Я открыла глаза и увидела волны, корабли и птиц. Пью отпустил мою руку.
— Теперь ты знаешь, что делать.
Хижина
Это история о любви.
Полюбив тебя, я пригласила тебя в свою хижину на краю леса. Одинокая, затерянная в полях, угнездившаяся на земле, освещавшаяся вручную, она была для меня ближе всего к маяку.
Всякое начало подсказывает возвращение.
Ты плыла на корабле, летела самолетом, ехала поездом и на машине, чтобы добраться издали, с Гидры. Твое экзотическое путешествие закончено, и мы собираемся встретиться на автомойке у вокзала.
Я постаралась все приготовить к твоему приезду — сложила дрова для печки, нашла свечи, постелила новую простыню, купленную заранее, налущила целую миску фасоли, завернула говяжью вырезку в салфетку, чтобы не садились мухи. У меня было старенькое радио — в тот вечер должны были передавать «Тристана», и мне хотелось послушать его с тобой, потягивая красное вино и глядя, как начинается ночь.
Я так рано приехала встречать тебя, что пришлось дважды вымыть машину, чтобы недоверчивый индиец не прогнал меня. Может, он решил, что я приторговываю наркотиками; машина у меня серебряная, как и я, слегка пижонская и досталась мне явно не за добрые дела. Я старалась быть дружелюбной и купила батончик «Марса», но индиец просто сидел за столом и читал прайс-листы в журнале «Автодилер», чтобы выяснить, сколько я зарабатываю своей преступной жизнью.
Я шагала взад и вперед, как это делают герои триллеров.

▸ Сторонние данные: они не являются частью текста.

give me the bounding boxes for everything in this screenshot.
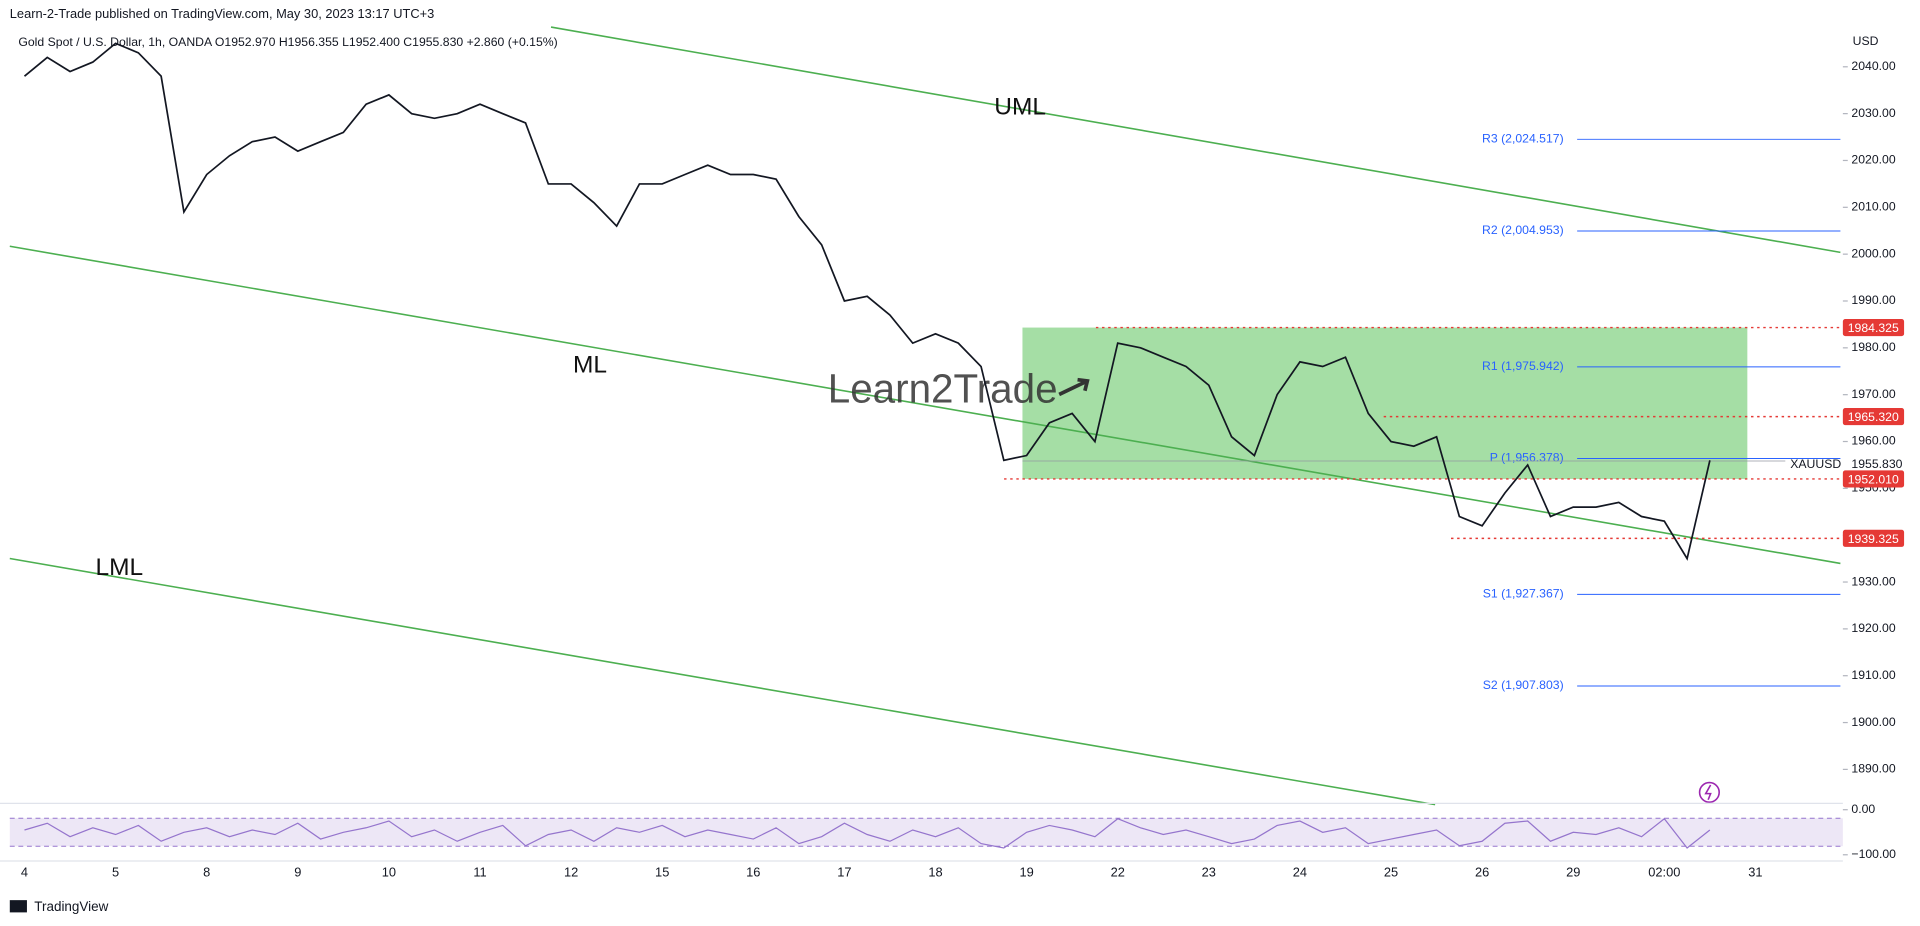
pivot-label: P (1,956.378) [1490, 451, 1564, 465]
x-tick-label: 24 [1293, 865, 1307, 880]
y-tick-label: −100.00 [1851, 847, 1896, 861]
y-tick-label: 1980.00 [1851, 340, 1895, 354]
x-tick-label: 25 [1384, 865, 1398, 880]
channel-line [9, 245, 1841, 565]
channel-line [550, 26, 1841, 254]
currency: USD [1853, 34, 1879, 48]
level-tag [1842, 470, 1905, 488]
level-label: 1939.325 [1848, 532, 1899, 546]
y-tick-label: 1990.00 [1851, 293, 1895, 307]
alert-icon-bolt [1704, 784, 1712, 801]
y-tick-label: 2010.00 [1851, 200, 1895, 214]
y-tick-label: 1920.00 [1851, 621, 1895, 635]
x-tick-label: 19 [1019, 865, 1033, 880]
y-tick-label: 2020.00 [1851, 153, 1895, 167]
x-tick-label: 17 [837, 865, 851, 880]
y-tick-label: 2030.00 [1851, 106, 1895, 120]
rsi-band [9, 818, 1843, 847]
y-tick-label: 1900.00 [1851, 715, 1895, 729]
x-tick-label: 29 [1566, 865, 1580, 880]
pivot-label: S2 (1,907.803) [1483, 678, 1564, 692]
level-label: 1952.010 [1848, 472, 1899, 486]
level-tag [1842, 408, 1905, 426]
series-label: XAUUSD [1790, 457, 1841, 471]
layer [1022, 327, 1748, 479]
x-tick-label: 31 [1748, 865, 1762, 880]
y-tick-label: 1960.00 [1851, 434, 1895, 448]
y-tick-label: 2040.00 [1851, 59, 1895, 73]
pivot-label: R2 (2,004.953) [1482, 223, 1564, 237]
x-tick-label: 18 [928, 865, 942, 880]
series-line [23, 42, 1711, 561]
x-tick-label: 16 [746, 865, 760, 880]
alert-icon[interactable] [1698, 781, 1720, 803]
pivot-label: R3 (2,024.517) [1482, 132, 1564, 146]
publisher: Learn-2-Trade published on TradingView.c… [10, 6, 434, 21]
brand-logo [9, 900, 27, 913]
y-tick-label: 1910.00 [1851, 668, 1895, 682]
y-tick-label: 1970.00 [1851, 387, 1895, 401]
y-tick-label: 0.00 [1851, 802, 1875, 816]
x-tick-label: 15 [655, 865, 669, 880]
level-label: 1965.320 [1848, 410, 1899, 424]
pivot-label: R1 (1,975.942) [1482, 359, 1564, 373]
x-tick-label: 12 [564, 865, 578, 880]
x-tick-label: 23 [1202, 865, 1216, 880]
brand: TradingView [34, 899, 108, 914]
symbol-info: Gold Spot / U.S. Dollar, 1h, OANDA O1952… [18, 35, 557, 49]
y-tick-label: 2000.00 [1851, 246, 1895, 260]
x-tick-label: 8 [203, 865, 210, 880]
x-tick-label: 10 [382, 865, 396, 880]
watermark-arrow [1058, 377, 1090, 397]
channel-label: LML [96, 554, 144, 581]
channel-line [9, 557, 1436, 806]
level-tag [1842, 319, 1905, 337]
x-tick-label: 26 [1475, 865, 1489, 880]
range-box [1022, 327, 1748, 479]
y-tick-label: 1930.00 [1851, 574, 1895, 588]
series-line [24, 817, 1711, 849]
channel-label: ML [573, 352, 607, 379]
x-tick-label: 02:00 [1648, 865, 1680, 880]
x-tick-label: 4 [21, 865, 28, 880]
x-tick-label: 9 [294, 865, 301, 880]
last-price-label: 1955.830 [1851, 457, 1902, 471]
x-tick-label: 5 [112, 865, 119, 880]
level-tag [1842, 529, 1905, 547]
pivot-label: S1 (1,927.367) [1483, 587, 1564, 601]
x-tick-label: 11 [473, 865, 486, 880]
watermark: Learn2Trade [828, 366, 1058, 412]
x-tick-label: 22 [1111, 865, 1125, 880]
channel-label: UML [994, 93, 1046, 120]
level-label: 1984.325 [1848, 321, 1899, 335]
y-tick-label: 1890.00 [1851, 762, 1895, 776]
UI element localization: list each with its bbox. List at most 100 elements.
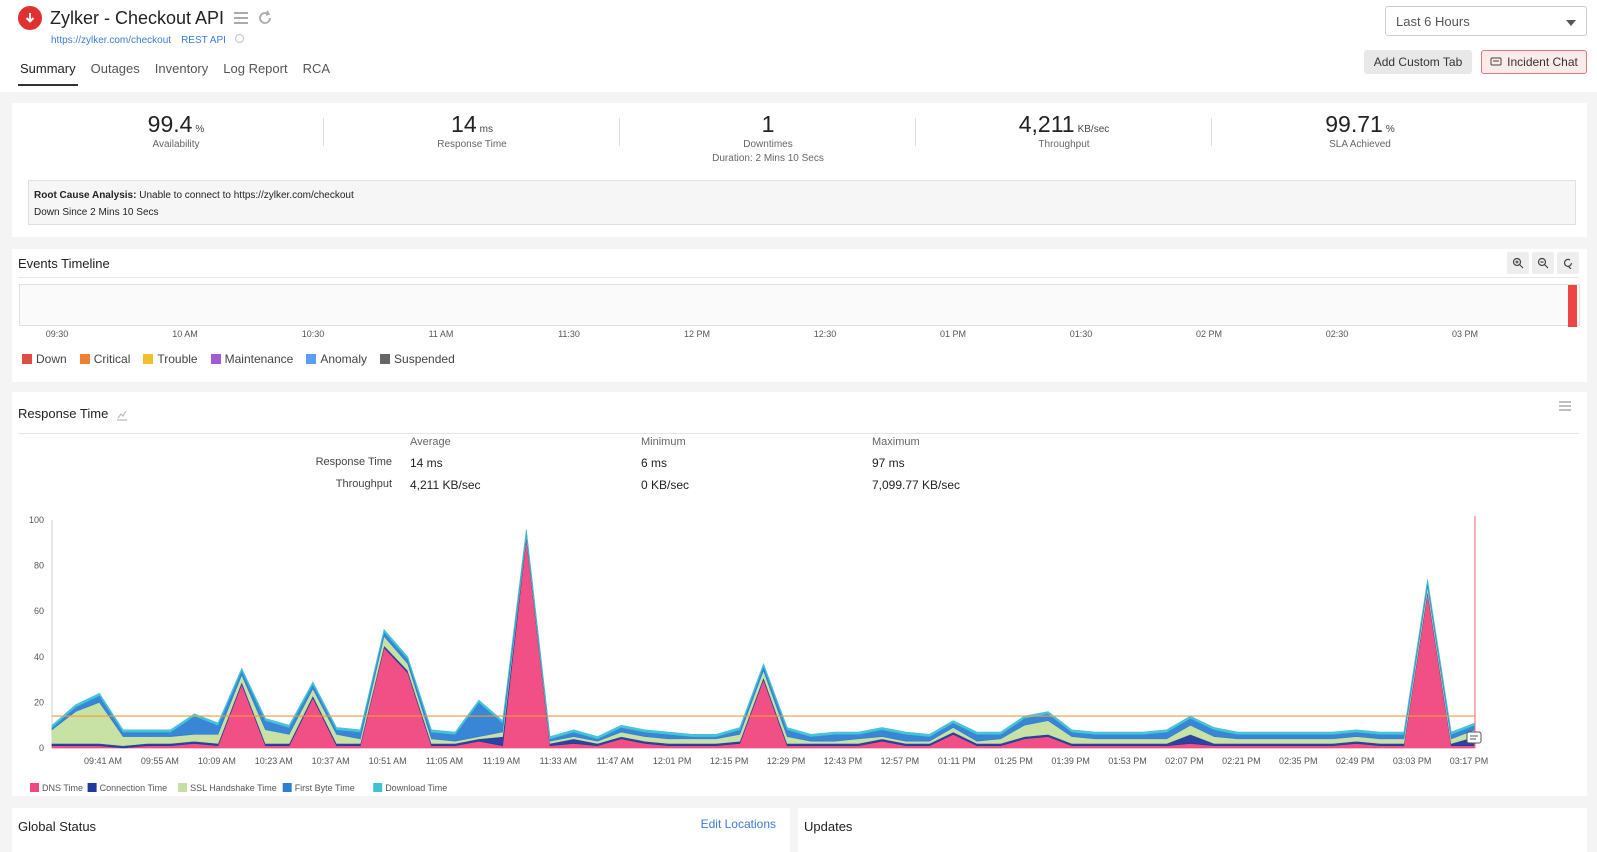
legend-anomaly[interactable]: Anomaly bbox=[306, 352, 367, 366]
time-range-select[interactable]: Last 6 Hours bbox=[1385, 6, 1587, 36]
y-tick-label: 60 bbox=[34, 606, 44, 616]
timeline-tick: 02 PM bbox=[1195, 329, 1223, 339]
y-tick-label: 40 bbox=[34, 652, 44, 662]
x-tick-label: 10:37 AM bbox=[312, 756, 350, 766]
timeline-tick: 09:30 bbox=[45, 329, 69, 339]
tab-log-report[interactable]: Log Report bbox=[223, 61, 288, 76]
legend-down[interactable]: Down bbox=[22, 352, 67, 366]
tab-inventory[interactable]: Inventory bbox=[154, 61, 209, 76]
global-status-title: Global Status bbox=[18, 819, 97, 834]
timeline-tick: 10 AM bbox=[172, 329, 198, 339]
updates-title: Updates bbox=[804, 819, 853, 834]
x-tick-label: 01:39 PM bbox=[1051, 756, 1090, 766]
global-status-card: Global Status Edit Locations bbox=[12, 808, 790, 852]
down-since-text: Down Since 2 Mins 10 Secs bbox=[34, 207, 159, 218]
response-time-card: Response Time Average Minimum Maximum Re… bbox=[12, 392, 1587, 796]
events-timeline-track[interactable] bbox=[19, 284, 1580, 327]
downtimes-label: Downtimes bbox=[743, 139, 793, 150]
x-tick-label: 10:51 AM bbox=[369, 756, 407, 766]
downtimes-metric: 1 Downtimes Duration: 2 Mins 10 Secs bbox=[618, 111, 918, 164]
rca-text: Unable to connect to https://zylker.com/… bbox=[139, 190, 354, 201]
throughput-metric: 4,211 KB/sec Throughput bbox=[914, 111, 1214, 150]
monitor-type-label: REST API bbox=[181, 34, 226, 46]
legend-swatch bbox=[282, 783, 292, 792]
rca-label: Root Cause Analysis: bbox=[34, 190, 137, 201]
root-cause-panel: Root Cause Analysis: Unable to connect t… bbox=[28, 180, 1576, 225]
x-tick-label: 11:05 AM bbox=[426, 756, 463, 766]
tab-summary[interactable]: Summary bbox=[18, 60, 78, 86]
timeline-tick: 02:30 bbox=[1325, 329, 1349, 339]
summary-card: 99.4% Availability 14 ms Response Time 1 … bbox=[12, 103, 1587, 237]
tab-rca[interactable]: RCA bbox=[302, 61, 331, 76]
x-tick-label: 09:55 AM bbox=[141, 756, 179, 766]
chart-options-icon[interactable] bbox=[116, 409, 128, 421]
availability-value: 99.4 bbox=[147, 111, 193, 137]
chat-icon bbox=[1490, 57, 1502, 67]
x-tick-label: 11:19 AM bbox=[483, 756, 520, 766]
legend-label: First Byte Time bbox=[295, 783, 355, 793]
x-tick-label: 03:03 PM bbox=[1393, 756, 1432, 766]
col-maximum: Maximum bbox=[872, 436, 920, 448]
x-tick-label: 12:15 PM bbox=[710, 756, 749, 766]
throughput-value: 4,211 bbox=[1018, 111, 1075, 137]
legend-critical[interactable]: Critical bbox=[79, 352, 130, 366]
x-tick-label: 01:11 PM bbox=[938, 756, 976, 766]
refresh-icon[interactable] bbox=[256, 9, 274, 27]
legend-label: SSL Handshake Time bbox=[190, 783, 277, 793]
min-throughput: 0 KB/sec bbox=[641, 478, 690, 492]
zoom-out-button[interactable] bbox=[1532, 252, 1554, 274]
edit-locations-link[interactable]: Edit Locations bbox=[700, 817, 776, 831]
x-tick-label: 02:49 PM bbox=[1336, 756, 1375, 766]
zoom-in-icon bbox=[1512, 257, 1524, 269]
down-status-icon bbox=[18, 6, 42, 30]
add-custom-tab-button[interactable]: Add Custom Tab bbox=[1364, 50, 1472, 74]
legend-label: DNS Time bbox=[42, 783, 83, 793]
x-tick-label: 10:09 AM bbox=[198, 756, 236, 766]
x-tick-label: 09:41 AM bbox=[84, 756, 122, 766]
response-time-chart[interactable]: 0 20 40 60 80 100 09:41 AM 09:55 AM 10:09 AM 10:2… bbox=[12, 504, 1587, 794]
max-throughput: 7,099.77 KB/sec bbox=[872, 478, 961, 492]
x-tick-label: 02:35 PM bbox=[1279, 756, 1318, 766]
hamburger-menu-icon[interactable] bbox=[1559, 400, 1571, 414]
availability-metric: 99.4% Availability bbox=[26, 111, 326, 150]
y-tick-label: 80 bbox=[34, 561, 44, 571]
incident-chat-label: Incident Chat bbox=[1507, 55, 1578, 69]
sla-value: 99.71 bbox=[1325, 111, 1383, 137]
zoom-out-icon bbox=[1537, 257, 1549, 269]
x-tick-label: 12:29 PM bbox=[767, 756, 806, 766]
avg-response-time: 14 ms bbox=[410, 456, 443, 470]
loading-icon bbox=[234, 33, 245, 47]
legend-suspended[interactable]: Suspended bbox=[380, 352, 455, 366]
max-response-time: 97 ms bbox=[872, 456, 905, 470]
down-event-bar[interactable] bbox=[1568, 285, 1577, 327]
list-icon[interactable] bbox=[232, 9, 250, 27]
response-time-metric: 14 ms Response Time bbox=[322, 111, 622, 150]
response-time-label: Response Time bbox=[437, 139, 507, 150]
zoom-in-button[interactable] bbox=[1507, 252, 1529, 274]
y-tick-label: 20 bbox=[34, 697, 44, 707]
timeline-tick: 10:30 bbox=[301, 329, 325, 339]
sla-metric: 99.71% SLA Achieved bbox=[1210, 111, 1510, 150]
legend-trouble[interactable]: Trouble bbox=[143, 352, 198, 366]
monitor-url-link[interactable]: https://zylker.com/checkout bbox=[51, 34, 172, 46]
legend-label: Download Time bbox=[385, 783, 447, 793]
reset-zoom-icon bbox=[1563, 258, 1573, 269]
legend-swatch bbox=[178, 783, 188, 792]
chevron-down-icon bbox=[1566, 14, 1576, 29]
availability-label: Availability bbox=[152, 139, 200, 150]
x-tick-label: 12:57 PM bbox=[881, 756, 920, 766]
legend-swatch bbox=[87, 783, 97, 792]
x-tick-label: 03:17 PM bbox=[1450, 756, 1489, 766]
events-timeline-title: Events Timeline bbox=[18, 256, 110, 271]
x-tick-label: 01:25 PM bbox=[994, 756, 1033, 766]
incident-chat-button[interactable]: Incident Chat bbox=[1481, 50, 1587, 74]
x-tick-label: 12:01 PM bbox=[653, 756, 692, 766]
updates-card: Updates bbox=[798, 808, 1587, 852]
tab-outages[interactable]: Outages bbox=[90, 61, 140, 76]
timeline-tick: 01:30 bbox=[1069, 329, 1093, 339]
timeline-tick: 12 PM bbox=[683, 329, 711, 339]
reset-zoom-button[interactable] bbox=[1557, 252, 1579, 274]
annotation-icon[interactable] bbox=[1466, 731, 1482, 744]
x-tick-label: 11:33 AM bbox=[540, 756, 577, 766]
legend-maintenance[interactable]: Maintenance bbox=[210, 352, 293, 366]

Ну где же ты? Мини-такси, которое везет тебя с вокзала, будет непросто распознать. Каждую машину, что сворачивала к придорожному «Макдональдсу», я тщательно осматривала дважды. Я была словно таможенник. Ты — контрабандный товар. Предполагалось, что в хижине живу я. А не ты.
Наконец, отполировав машину так, что по капоту заскакали сигналы из космоса, я увидела, что ко мне медленно подъезжает бордовый «ровер». Из задней двери вышла ты. Я бросилась платить водителю, рассыпая десятифунтовые банкноты, словно хлебные крошки.
Я не решилась поцеловать тебя.
* * *
Хижина была сбита из грубых коричневых досок, покрытых корой, — они сходились под черепичной крышей. Фундамента не было, постройка отстояла от земли на два метра, опираясь на каменные надолбы. От крыс защищало, но всякие ночные создания шуршали и сопели внизу.
В ту первую ночь на узкой шаткой кровати я лежала без сна, а ты спала. Я прислушивалась к незнакомым звукам и думала о самом незнакомом чуде — твоем дыхании рядом.
* * *
Я поджарила бифштексы. Ты открыла бутылку «Сент-Амор», и мы пили его из старомодных стаканов для полоскания из толстого стекла. Дверь мы оставили открытой, а огонь в печи раскрашивал пол узорами. Снаружи луна тенью следила за травой, и начинались первые шорохи ночного леса.
Мне хотелось есть, но я нервничала. Ты была такой навой, и я не хотела тебя спугнуть. Я не хотела спугнуть себя.